We think you need these skills to ace Machine Learning Engineer - Hybrid
Some tips for your application 🫡
Tailor Your CV:Make sure your CV highlights your experience with reinforcement learning and any relevant projects you've worked on. We want to see how your skills align with the role, so don’t be shy about showcasing your achievements!
Craft a Compelling Cover Letter:Your cover letter is your chance to shine! Use it to explain why you're passionate about machine learning and how you can contribute to solving cooling issues in data centres. Keep it engaging and personal – we love to see your personality!
Showcase Relevant Skills:Be sure to mention your experience with Python, control systems, and any simulation tools you've used. We’re looking for someone who can hit the ground running, so highlight those skills that make you a perfect fit for our team.
Apply Through Our Website:We encourage you to apply directly through our website. It’s the best way for us to receive your application and ensures you’re considered for the role. Plus, it’s super easy – just follow the prompts and submit your materials!
How to prepare for a job interview at Wave Recruitment
✨Know Your Reinforcement Learning
Make sure you brush up on your knowledge of reinforcement learning concepts, especially as they relate to real-world applications like cooling systems. Be ready to discuss how you've applied these principles in past projects or how you would approach building agents for data centres.

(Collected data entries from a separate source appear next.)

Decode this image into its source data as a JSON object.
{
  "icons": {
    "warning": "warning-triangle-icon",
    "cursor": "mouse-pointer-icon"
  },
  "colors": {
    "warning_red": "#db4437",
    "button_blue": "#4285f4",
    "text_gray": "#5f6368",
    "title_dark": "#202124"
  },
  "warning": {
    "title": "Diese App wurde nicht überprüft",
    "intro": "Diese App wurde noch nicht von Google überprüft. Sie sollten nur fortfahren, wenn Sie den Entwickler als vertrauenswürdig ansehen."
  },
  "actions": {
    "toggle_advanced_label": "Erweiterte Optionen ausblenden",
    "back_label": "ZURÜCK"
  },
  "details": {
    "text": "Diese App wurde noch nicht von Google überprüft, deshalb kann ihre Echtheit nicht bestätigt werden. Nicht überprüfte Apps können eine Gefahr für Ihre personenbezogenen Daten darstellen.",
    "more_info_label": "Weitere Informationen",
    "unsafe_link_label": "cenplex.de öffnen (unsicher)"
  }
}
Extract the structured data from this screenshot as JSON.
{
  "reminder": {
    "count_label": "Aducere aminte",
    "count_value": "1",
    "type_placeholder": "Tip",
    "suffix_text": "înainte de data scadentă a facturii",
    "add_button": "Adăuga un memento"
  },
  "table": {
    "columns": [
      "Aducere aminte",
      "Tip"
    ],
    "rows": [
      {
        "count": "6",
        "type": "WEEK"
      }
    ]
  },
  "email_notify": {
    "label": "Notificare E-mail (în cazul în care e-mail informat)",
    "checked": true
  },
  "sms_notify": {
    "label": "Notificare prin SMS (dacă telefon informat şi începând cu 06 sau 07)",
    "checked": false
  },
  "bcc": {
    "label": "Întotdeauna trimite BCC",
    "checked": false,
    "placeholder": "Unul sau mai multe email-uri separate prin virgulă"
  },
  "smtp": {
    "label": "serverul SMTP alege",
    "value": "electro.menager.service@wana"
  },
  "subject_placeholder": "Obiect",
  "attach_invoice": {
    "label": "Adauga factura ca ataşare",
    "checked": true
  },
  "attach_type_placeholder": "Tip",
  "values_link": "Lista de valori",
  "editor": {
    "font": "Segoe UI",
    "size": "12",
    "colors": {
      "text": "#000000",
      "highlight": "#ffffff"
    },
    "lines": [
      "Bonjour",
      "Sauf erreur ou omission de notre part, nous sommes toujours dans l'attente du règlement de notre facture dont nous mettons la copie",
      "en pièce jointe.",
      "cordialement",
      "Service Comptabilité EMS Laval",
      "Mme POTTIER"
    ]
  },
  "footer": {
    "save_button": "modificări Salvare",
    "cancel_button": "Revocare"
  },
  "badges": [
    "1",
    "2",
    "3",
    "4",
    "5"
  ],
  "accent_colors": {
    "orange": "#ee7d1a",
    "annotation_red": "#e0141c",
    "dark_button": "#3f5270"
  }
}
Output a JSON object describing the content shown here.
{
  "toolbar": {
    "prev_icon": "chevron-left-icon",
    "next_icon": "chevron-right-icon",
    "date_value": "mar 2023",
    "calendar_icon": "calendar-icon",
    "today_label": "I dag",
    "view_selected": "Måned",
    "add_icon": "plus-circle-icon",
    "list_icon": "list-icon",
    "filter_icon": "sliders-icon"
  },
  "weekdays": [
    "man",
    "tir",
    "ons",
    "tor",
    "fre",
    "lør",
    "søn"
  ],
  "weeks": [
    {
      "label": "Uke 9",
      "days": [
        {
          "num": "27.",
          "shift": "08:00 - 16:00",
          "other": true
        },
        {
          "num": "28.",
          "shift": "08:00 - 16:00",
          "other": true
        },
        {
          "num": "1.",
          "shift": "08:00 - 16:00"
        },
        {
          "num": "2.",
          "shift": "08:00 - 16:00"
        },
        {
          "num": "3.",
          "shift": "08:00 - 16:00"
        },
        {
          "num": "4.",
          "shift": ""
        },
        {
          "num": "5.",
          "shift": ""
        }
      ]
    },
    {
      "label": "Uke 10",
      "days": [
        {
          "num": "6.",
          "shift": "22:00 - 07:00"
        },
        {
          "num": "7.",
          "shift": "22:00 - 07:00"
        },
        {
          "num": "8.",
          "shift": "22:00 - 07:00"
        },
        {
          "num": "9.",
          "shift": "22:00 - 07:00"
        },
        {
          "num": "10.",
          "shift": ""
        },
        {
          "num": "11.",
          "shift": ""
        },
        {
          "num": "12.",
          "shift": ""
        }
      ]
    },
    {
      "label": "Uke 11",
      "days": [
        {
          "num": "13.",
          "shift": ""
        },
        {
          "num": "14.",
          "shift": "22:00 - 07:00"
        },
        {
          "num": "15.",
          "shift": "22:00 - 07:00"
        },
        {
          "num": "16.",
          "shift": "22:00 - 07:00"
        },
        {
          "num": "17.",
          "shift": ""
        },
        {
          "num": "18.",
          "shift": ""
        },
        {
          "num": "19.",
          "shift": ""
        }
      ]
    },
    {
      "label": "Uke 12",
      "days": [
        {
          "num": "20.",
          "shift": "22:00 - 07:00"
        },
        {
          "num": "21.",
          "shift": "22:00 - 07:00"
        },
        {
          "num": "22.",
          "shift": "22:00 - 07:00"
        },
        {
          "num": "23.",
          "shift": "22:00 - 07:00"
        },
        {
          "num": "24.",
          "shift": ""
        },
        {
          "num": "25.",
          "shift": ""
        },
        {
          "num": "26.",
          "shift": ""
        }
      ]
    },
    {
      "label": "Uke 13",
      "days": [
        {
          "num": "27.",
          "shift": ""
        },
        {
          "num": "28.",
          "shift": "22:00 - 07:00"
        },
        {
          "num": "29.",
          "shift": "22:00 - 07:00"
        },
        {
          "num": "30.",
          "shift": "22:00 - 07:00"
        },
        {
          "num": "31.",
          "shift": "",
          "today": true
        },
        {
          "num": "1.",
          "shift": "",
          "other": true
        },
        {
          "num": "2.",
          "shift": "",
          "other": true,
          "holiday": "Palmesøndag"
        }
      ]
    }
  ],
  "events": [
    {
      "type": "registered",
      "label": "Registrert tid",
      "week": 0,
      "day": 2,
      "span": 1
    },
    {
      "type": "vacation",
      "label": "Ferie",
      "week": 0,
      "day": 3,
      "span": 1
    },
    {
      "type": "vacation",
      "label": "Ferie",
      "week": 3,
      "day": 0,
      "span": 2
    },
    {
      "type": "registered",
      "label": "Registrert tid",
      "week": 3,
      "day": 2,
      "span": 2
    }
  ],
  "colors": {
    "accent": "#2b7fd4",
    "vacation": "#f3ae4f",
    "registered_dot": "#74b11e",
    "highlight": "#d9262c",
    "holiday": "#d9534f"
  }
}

✨Understand the Physical Systems
Since the role involves working with physical systems, it’s crucial to have a solid grasp of engineering principles related to HVAC, thermodynamics, and control systems. Prepare examples from your experience that demonstrate your understanding of these areas and how they influence machine learning models.
✨Familiarise Yourself with Simulation Techniques
Get comfortable discussing simulation and digital twin technologies. Be prepared to explain how you’ve built or used physics-based simulators in the past, and think about how you can apply this knowledge to improve the training of reinforcement learning agents.
✨Showcase Your Collaborative Spirit
This position requires working closely with the CTO and across teams. Highlight your experience in collaborative projects, especially those involving federated learning or distributed training. Share specific instances where teamwork led to successful outcomes, as this will resonate well with the interviewers.